Shaun Richard and Christopher Horsfall explain their business Immersion Gaming Center to the Planning Board on Monday.
NORTH ADAMS, Mass. — The city's first arcade since the long-closed Dream Machine is expected to open in early January.
The Planning Board on Monday evening approved the application by owners Shaun Richard and Christopher Horsfall to open Immersion Gaming Center at 350 State Road.
Richard said the gaming center would offer a variety of new and older types of video and arcade gaming devices.
"We would offer some old retro arcade coin-operated machines. And we're also looking to offer some more immersive gaming style setup with basic consoles like the Xbox and the PlayStation 5," he said. "We also will offer tabletop gaming like Dungeons and Dragons or Magic the Gathering."
They are planning for hours of 10 to 10 seven days a week, which led to questions about how much time younger people would be spending in the arcade.
"We're not looking to serve any alcohol, so during the school day would really be the biggest concern to me for a minor," Richard said. "With that being said, I mean if minors come in during a school day, I think we would have to restrict access at that point to the 18 or up until after school hours."
He expected to keep a sign-in sheet of people in the building largely because of COVID-19 contact tracing, which also should help with parents call looking for their children.
Because of the novel coronavirus protocols, the building would be limited to 40 percent capacity or 10 people, pending any changes by the time it opens, and machines and seats would be regularly sanitized in between use, the owners said, and they are considering markings on the floor to assist in social distancing.
"I mean it's not great for us as business owners, but it is what it is," Richard said of the capacity restrictions. "And we're more than willing to weather the storm at this point in time until it gets better."

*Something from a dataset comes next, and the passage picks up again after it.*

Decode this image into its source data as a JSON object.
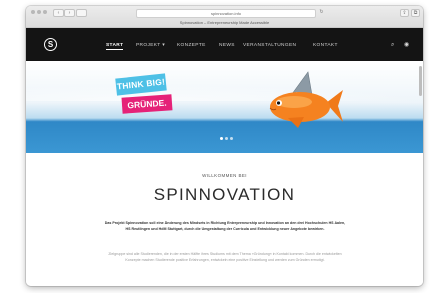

Planner Lynette Bond asked about bicycle parking, since the arcade would likely draw a younger crowd; Planner Lisa Blackmer asked about the parking lot, which is not lined. She was also asked about how arcade noise would affect neighbors if there are "kids congregating in the lobby later at night."

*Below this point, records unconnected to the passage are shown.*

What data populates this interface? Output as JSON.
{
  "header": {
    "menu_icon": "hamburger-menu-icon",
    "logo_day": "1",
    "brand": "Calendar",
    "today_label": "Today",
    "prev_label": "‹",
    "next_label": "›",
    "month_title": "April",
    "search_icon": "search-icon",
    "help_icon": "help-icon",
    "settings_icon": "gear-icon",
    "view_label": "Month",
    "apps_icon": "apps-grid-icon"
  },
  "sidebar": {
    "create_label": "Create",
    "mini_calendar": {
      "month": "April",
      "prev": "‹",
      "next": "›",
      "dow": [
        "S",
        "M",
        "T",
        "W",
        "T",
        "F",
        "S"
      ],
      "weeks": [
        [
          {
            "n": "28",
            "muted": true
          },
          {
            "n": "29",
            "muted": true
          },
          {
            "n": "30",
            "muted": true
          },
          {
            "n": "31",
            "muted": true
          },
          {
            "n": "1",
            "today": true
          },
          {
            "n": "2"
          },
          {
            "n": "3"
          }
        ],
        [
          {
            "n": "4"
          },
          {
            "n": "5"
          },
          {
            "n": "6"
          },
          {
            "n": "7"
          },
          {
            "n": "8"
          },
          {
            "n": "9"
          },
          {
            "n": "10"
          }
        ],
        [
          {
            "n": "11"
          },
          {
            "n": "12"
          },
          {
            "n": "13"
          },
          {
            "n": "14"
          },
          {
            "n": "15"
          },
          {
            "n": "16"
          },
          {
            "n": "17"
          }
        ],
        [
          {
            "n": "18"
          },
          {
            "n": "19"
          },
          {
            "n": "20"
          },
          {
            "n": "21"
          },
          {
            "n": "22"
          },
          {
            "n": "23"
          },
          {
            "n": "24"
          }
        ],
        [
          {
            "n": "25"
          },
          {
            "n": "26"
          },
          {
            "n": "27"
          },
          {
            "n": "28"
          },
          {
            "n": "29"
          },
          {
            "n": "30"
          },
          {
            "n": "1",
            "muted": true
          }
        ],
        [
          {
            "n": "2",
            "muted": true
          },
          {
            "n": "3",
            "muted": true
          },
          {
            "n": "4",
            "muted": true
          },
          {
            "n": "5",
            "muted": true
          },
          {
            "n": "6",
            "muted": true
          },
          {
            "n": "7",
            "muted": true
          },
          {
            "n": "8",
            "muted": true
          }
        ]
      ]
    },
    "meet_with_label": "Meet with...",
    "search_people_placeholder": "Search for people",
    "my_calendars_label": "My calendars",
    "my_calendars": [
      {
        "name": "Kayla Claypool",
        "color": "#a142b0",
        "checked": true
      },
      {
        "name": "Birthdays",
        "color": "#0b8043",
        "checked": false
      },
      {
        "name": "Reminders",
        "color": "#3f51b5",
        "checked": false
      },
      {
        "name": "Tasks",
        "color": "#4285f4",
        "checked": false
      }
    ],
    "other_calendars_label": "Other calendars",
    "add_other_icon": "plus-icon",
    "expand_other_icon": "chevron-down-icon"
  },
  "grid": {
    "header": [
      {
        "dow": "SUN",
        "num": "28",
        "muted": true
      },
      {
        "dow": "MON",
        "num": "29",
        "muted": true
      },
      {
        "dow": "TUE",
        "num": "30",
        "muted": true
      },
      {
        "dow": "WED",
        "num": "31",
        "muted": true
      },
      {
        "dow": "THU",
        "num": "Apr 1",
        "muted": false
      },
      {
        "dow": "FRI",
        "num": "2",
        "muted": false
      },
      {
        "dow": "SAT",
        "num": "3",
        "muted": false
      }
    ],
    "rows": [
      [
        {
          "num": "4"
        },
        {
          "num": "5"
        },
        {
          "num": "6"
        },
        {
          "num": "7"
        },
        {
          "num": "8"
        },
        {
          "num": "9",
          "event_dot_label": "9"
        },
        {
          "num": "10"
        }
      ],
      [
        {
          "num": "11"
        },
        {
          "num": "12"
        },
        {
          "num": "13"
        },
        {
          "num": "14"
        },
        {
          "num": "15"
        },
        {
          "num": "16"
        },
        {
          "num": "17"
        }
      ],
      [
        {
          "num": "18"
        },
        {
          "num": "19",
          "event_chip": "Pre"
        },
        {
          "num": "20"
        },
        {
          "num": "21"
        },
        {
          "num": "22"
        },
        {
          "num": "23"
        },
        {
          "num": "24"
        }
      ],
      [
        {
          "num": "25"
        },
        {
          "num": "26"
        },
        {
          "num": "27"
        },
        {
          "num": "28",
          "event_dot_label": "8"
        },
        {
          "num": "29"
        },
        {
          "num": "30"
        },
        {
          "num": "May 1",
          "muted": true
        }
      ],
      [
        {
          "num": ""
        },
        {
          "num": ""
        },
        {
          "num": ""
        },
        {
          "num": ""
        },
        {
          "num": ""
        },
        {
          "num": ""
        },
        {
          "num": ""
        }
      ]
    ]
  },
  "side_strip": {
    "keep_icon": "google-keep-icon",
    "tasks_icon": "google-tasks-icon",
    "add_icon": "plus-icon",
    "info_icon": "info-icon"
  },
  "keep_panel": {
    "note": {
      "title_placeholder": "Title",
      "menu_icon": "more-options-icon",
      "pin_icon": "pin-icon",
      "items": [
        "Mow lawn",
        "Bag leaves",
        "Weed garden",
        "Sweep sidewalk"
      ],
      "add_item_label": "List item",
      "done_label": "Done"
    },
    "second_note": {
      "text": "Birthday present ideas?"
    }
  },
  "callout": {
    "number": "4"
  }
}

"A bicycle parking is something we looked at early on. I definitely think it's a necessity. If we can't do it by opening we would hope to have the first month of being open," Richard said. As for parking, he said center is limited to 10 people right now so there is not a concern but should the restrictions ease up, the landlord is willing to work with them on getting lines painted.

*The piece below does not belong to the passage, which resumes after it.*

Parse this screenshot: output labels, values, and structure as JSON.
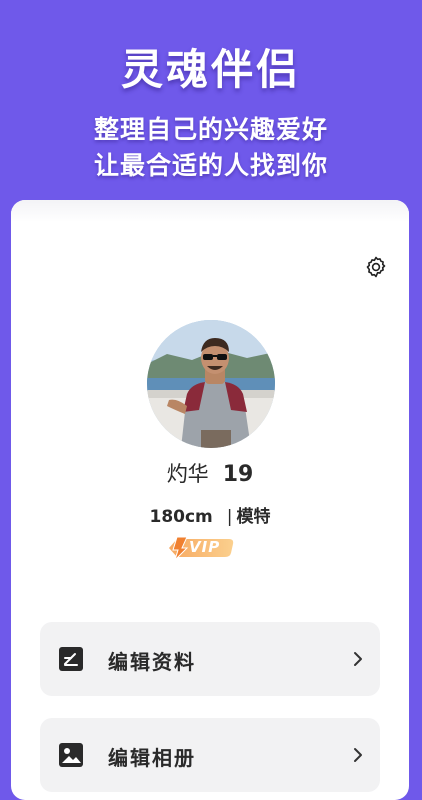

"As far as the congregating at night, I mean, I think it's more of us business owners just being kind of aware of what's going on and if there's kind of congregating, that we essentially have to go and break it up," he said. "Our goal is to run, I think, a classy establishment."
Horsfall said he knows the owners of the closest residence and had "let them know if anything happens, if that stuff kind of starts happening, just let us know and we'll make sure we pay attention and take care of it."
Richard said one of them will be on site and that the building and games are such that it is not a noisy activity.
In other business, the board approved a change of ownership of Pizza Works at 315 Ashland St. to Alper Siperoglu. Attorney James Sisto said Siperoglu, sole owner of Siperoglu Corp., would be taking over the pizzeria from his uncle.
"He's been working in the business for the last three months or so, so he has a good handle on it," Sisto said. "He's young, he's got a lot of energy, a lot of ideas how he can make the atmosphere more inviting to the students."
Siperoglu does not plan any renovations, hour or menu changes until at least next spring.
• The board approved a relocation of Steepleview Realty to 37 Main St. in the Berkshire Plaza from 53 Main St. Owner Jennifer Segala said the 1,500 square feet she is currently using is too large for her business.
"We are a one- to two-person office and with COVID, most of our stuff is at a distance or mobile," she said. "We had the opportunity to move our space over to where Burnham Gold Real Estate was ... It's about half the square footage, 600 square feet, so it's going to be professional real estate office as it is currently being used right now."
• Andrew Casteel, doing business as WallaSauce, an upcycle and alternative materials clothing brand, was added to the file for property located at 189 Beaver St., the Contemporary Artists Center.